Organisations know that a database provides consistency in the storage of structured information. If you are running an application like Siebel or eBusinessSuite (SAP if you're mad, bad, loaded and have the palette for years of customisation) you rely upon the fact that a piece of information stored in a particular field will always be there - and other users in other parts of the world who use the same information will store their data in exactly the same way. Now, imagine for a minute that the applications used by an organisation stored the same data randomly in the database with a complex algorithm to be manually followed in order to locate the information. Imagine if this information concerned the number of customers ordering a piece of kit, or the financial records for the organisation - how long would it take the accounts department to balance the books at the end of the month or year if every record of income and expenditure had to be manually retrieved from a random storage system.

CRAZY????????????

Funnily enough, there are a lot of organisation out there (and you know who you are) that manage their unstructured information is exactly this way! These organisations wouldn't consider themselves mad but I would question their sanity any day of the week. You see, things are changing rapidly in the world of enterprise information. We've all seen the slides that state how much data is being created daily and how much of it lives within databases as opposed to on file-systems etc. The thing is, it's all true and guess what - the stats show that it's only going to get worse; a LOT worse.
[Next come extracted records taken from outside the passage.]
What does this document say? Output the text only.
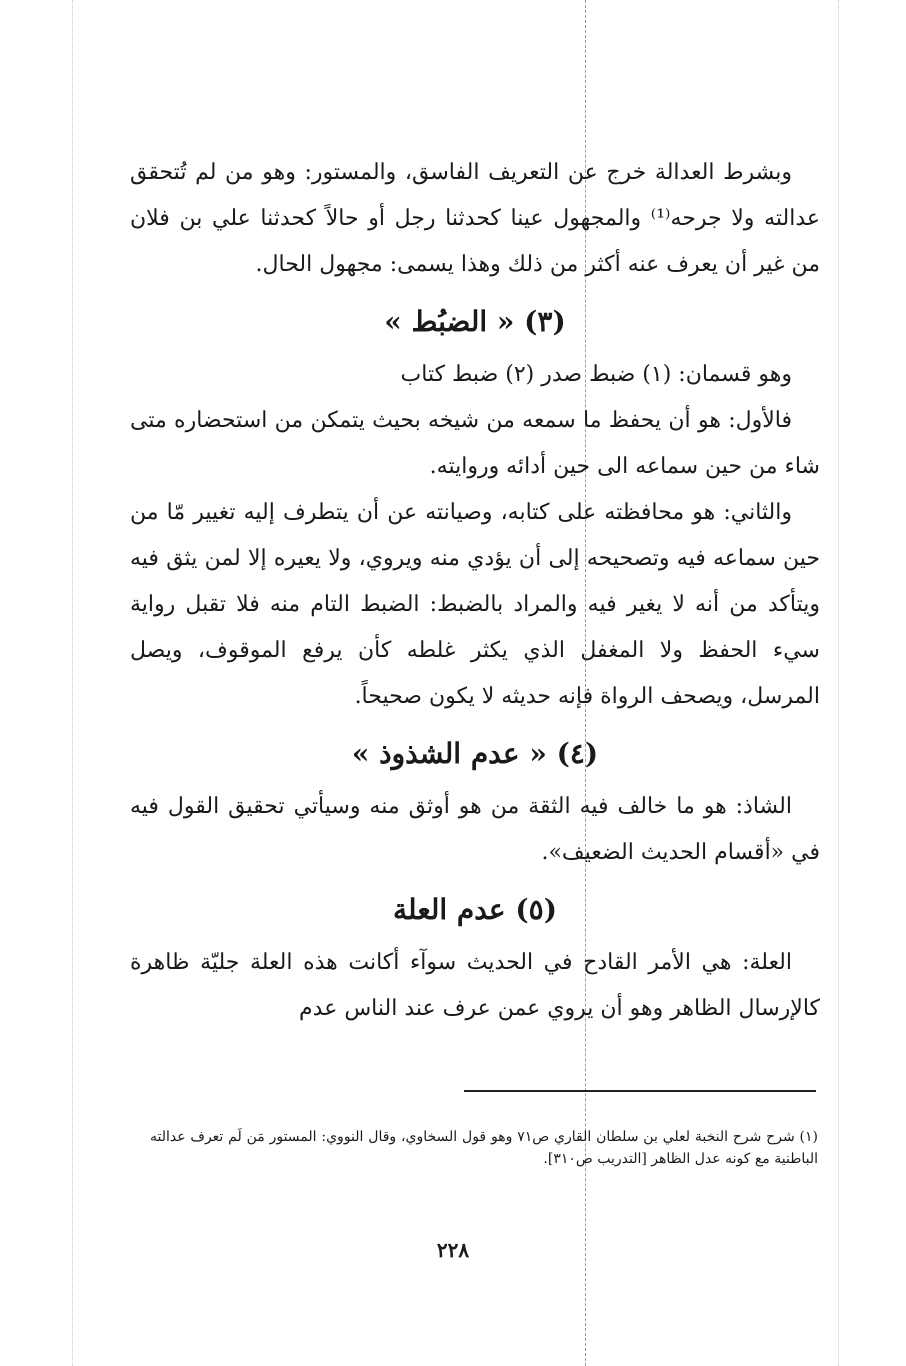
وبشرط العدالة خرج عن التعريف الفاسق، والمستور: وهو من لم تُتحقق عدالته ولا جرحه⁽¹⁾ والمجهول عينا كحدثنا رجل أو حالاً كحدثنا علي بن فلان من غير أن يعرف عنه أكثر من ذلك وهذا يسمى: مجهول الحال.

(٣) « الضبُط »

وهو قسمان: (١) ضبط صدر (٢) ضبط كتاب

فالأول: هو أن يحفظ ما سمعه من شيخه بحيث يتمكن من استحضاره متى شاء من حين سماعه الى حين أدائه وروايته.

والثاني: هو محافظته على كتابه، وصيانته عن أن يتطرف إليه تغيير مّا من حين سماعه فيه وتصحيحه إلى أن يؤدي منه ويروي، ولا يعيره إلا لمن يثق فيه ويتأكد من أنه لا يغير فيه والمراد بالضبط: الضبط التام منه فلا تقبل رواية سيء الحفظ ولا المغفل الذي يكثر غلطه كأن يرفع الموقوف، ويصل المرسل، ويصحف الرواة فإنه حديثه لا يكون صحيحاً.

(٤) « عدم الشذوذ »

الشاذ: هو ما خالف فيه الثقة من هو أوثق منه وسيأتي تحقيق القول فيه في «أقسام الحديث الضعيف».

(٥) عدم العلة

العلة: هي الأمر القادح في الحديث سوآء أكانت هذه العلة جليّة ظاهرة كالإرسال الظاهر وهو أن يروي عمن عرف عند الناس عدم

(١) شرح شرح النخبة لعلي بن سلطان القاري ص٧١ وهو قول السخاوي، وقال النووي: المستور مَن لَم تعرف عدالته الباطنية مع كونه عدل الظاهر [التدريب ص٣١٠].
٢٢٨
Think about structured data as being an animal's skeleton and unstructured information being the muscle, skin, organs and flesh. With just a skeleton, you could probably build a structure resembling closely what the animal looked like. With everything else, you bring that animal to life and allow it to live. This is the same as any organisation. Without the management of unstructured data - all you have is a skeleton, the flesh that brings life (or context!) is lost or simply REALLY, REALLY hard to find.

Organisations are being challenged to better manage their unstructured data. Here in Australia, the Federal Court has released its practice note that pretty much tells organisations that they had better get their act together else heavy fines and potentially jail-time can be placed on the organisation and its directors. ECM solutions can be really simple to implement and use effectively by an organisation. You don't need the overkill and complexity that a solution like Documentum or FileNet brings - in fact, the majority of these organisations customers only use a tiny subset of their overall functionality offered. Oracle's Unified Content and Records Management solution provides a simple to use, easily configurable, non-intrusive environment for managing unstructured information. Along with the Universal Online Archive, Image and Process Management and Information Rights Management solutions - an organisation can cover just about any requirement they have for managing what constitutes around 85% (and growing!) of their entire organisations information-set.

We are ready to sort-out an organisations enterprise information management craziness with real-world solutions for real-world problems. Consistency comes from using an ECM solution correctly - embedding the business-rules around information storage that make the location and retrieval of unstructured data as easy as for structured information.